Despite increasing immunisation rates, developing countries continue to report subacute sclerosing pan encephalitis (SSPE). The defective measles virus causng SSPE persists in brain cells because of hypermutated M protein and deranged host's immune responses. Patients usually present with cognitive decline and myoclonus. However, atypical presentations such as seizures and visual loss are also quite common, causing wrong or delayed diagnosis in a significant number of cases. Diagnosis is based on suggestive clinical features, electroencephalographic findings and elevated cerebrospinal fluid (CSF) antimeasles antibody titre.
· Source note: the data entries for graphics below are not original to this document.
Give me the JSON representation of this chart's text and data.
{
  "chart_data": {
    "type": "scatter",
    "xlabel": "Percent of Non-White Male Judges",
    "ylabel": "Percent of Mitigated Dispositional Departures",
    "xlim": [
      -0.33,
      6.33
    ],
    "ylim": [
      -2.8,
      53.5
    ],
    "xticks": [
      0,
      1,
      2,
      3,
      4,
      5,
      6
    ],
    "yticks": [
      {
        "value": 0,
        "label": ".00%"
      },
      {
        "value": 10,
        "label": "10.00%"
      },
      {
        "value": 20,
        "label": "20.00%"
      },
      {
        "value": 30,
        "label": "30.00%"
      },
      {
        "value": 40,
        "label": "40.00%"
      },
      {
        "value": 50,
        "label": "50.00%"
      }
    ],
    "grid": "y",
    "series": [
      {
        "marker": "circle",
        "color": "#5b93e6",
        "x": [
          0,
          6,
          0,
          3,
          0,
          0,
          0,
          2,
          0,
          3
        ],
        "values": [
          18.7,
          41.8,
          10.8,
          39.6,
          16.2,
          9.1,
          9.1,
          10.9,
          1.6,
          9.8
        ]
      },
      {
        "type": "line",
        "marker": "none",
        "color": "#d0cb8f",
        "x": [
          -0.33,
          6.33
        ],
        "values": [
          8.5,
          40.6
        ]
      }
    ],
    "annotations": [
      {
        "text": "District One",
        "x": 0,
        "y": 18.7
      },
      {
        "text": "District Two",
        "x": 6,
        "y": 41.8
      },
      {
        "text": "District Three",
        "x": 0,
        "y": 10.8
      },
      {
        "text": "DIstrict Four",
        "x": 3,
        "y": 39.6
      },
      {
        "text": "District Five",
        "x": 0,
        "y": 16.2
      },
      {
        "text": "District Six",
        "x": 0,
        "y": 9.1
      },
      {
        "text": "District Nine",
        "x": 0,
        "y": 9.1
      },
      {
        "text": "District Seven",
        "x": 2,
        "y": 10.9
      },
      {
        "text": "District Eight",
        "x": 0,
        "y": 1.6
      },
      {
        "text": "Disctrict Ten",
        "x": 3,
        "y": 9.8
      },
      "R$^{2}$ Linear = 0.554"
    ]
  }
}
Newer methods of reporting antibody levels such as CSF/serum quotient (CSQrel) result in increased specificity, but individual values of serum and CSF antimeasles antibody titres should also be checked if CSQrel is negative or equivocal. In highly suspicious cases with negative CSF antimeasles antibody profile, repeat testing should be done. Combination therapy with interferon-alpha and isoprinosine is the most common starting regimen. Intraventricular administration of interferon-alpha is theoretically the most effective route but requires meticulous hygiene and complications are frequent. Hence, the proper route and frequency of interferon-alpha treatment should be chosen depending on efficacy, affordability, disease stage and parent's expectations. Though treatment has largely remained unsatisfactory, reported rates of improvement or stabilisation (34%–35%) are much better than that for spontaneous remission (5%–10%). Fusion inhibitors and adenovirus-delivered small interfering RNA are being studied as new therapies. However, increasing immunisation rates can be the only long-term answer to tackle the menace of measles and its complications.